В это время дьяк кончил читать о нем, об Анкудинове, и он, пропустив приговор, глянул на палачей:
— Голову отсечь или четвертовать?
Палачи молчали, а в народе зашикали: «Экий неспокойный!»
Дьяк прочитал приговор Костьке Конюхову. За добровольное признание и принесение вины государь даровал емужизнь, но ввиду его клятвопреступничества по отношению к его царскому величеству, приговор гласил: отрубить Костьке с правой руки три пальца. Однако же, по ходатайству его святейшества патриарха Никона, дабы мог Костька креститься правой рукой, государь оказывал еще одну милость: отсечение должно произвести на левой руке. Жить Костьке после казни надлежало в сибирских городах.

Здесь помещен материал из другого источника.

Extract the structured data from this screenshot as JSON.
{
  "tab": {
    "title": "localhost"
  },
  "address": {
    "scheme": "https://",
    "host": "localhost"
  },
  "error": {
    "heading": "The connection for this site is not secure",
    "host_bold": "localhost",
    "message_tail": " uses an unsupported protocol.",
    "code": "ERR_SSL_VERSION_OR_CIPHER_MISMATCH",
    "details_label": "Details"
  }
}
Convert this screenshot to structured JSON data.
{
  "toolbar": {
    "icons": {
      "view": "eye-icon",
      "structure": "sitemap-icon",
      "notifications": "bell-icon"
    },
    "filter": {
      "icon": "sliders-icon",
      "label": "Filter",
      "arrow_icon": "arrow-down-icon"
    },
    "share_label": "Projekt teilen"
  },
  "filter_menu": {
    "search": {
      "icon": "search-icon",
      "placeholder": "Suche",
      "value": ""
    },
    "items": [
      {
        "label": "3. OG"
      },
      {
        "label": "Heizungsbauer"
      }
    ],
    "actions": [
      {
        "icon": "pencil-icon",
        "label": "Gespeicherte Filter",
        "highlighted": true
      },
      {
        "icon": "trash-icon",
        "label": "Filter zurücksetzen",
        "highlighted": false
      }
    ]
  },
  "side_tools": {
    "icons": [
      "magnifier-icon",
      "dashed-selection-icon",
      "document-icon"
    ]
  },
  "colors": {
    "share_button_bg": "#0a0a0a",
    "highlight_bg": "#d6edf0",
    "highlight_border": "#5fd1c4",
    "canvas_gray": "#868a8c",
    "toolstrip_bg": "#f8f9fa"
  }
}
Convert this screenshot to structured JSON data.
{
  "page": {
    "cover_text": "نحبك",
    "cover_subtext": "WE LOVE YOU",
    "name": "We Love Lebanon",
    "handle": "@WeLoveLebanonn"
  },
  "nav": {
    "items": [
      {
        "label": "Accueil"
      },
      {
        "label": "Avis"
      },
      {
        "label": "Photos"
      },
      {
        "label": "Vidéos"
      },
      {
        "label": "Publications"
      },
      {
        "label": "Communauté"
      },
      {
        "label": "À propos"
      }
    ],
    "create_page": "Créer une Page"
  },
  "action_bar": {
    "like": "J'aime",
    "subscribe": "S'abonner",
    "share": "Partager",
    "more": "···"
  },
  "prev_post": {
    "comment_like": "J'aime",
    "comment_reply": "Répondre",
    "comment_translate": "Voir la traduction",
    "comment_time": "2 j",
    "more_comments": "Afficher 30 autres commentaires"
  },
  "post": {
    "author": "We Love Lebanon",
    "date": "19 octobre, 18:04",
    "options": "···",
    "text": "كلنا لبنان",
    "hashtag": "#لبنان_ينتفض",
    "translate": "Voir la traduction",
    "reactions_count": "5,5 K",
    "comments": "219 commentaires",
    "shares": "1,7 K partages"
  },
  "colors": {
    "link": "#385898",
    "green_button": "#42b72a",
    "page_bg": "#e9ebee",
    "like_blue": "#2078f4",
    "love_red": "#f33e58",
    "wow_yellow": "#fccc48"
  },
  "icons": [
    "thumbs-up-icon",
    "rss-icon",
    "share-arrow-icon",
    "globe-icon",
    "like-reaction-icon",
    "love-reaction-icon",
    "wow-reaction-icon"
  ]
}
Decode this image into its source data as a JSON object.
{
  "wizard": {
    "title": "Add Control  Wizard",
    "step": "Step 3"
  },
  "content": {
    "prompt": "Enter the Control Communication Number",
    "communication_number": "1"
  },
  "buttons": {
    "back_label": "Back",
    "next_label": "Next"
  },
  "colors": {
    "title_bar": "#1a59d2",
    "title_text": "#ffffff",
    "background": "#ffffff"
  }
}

Палачи подошли к Тимошке, стали его раздевать.
«Как ребенка», — подумал он и побелел. Превозмог себя, улыбнулся Костьке, единственно близкому человеку.
— Вот видишь, и здесь я первый. Ни о чем не жалей!
Палачи запрокинули Тимошку навзничь, кинули на землю и тотчас отрубили правую руку до локтя и левую ногу до колена.
Тимошка не закричал.
Отсеченные руки, ноги, голову воткнули на колья, тело оставили на земле, чтоб ночью его сожрали бродячие собаки.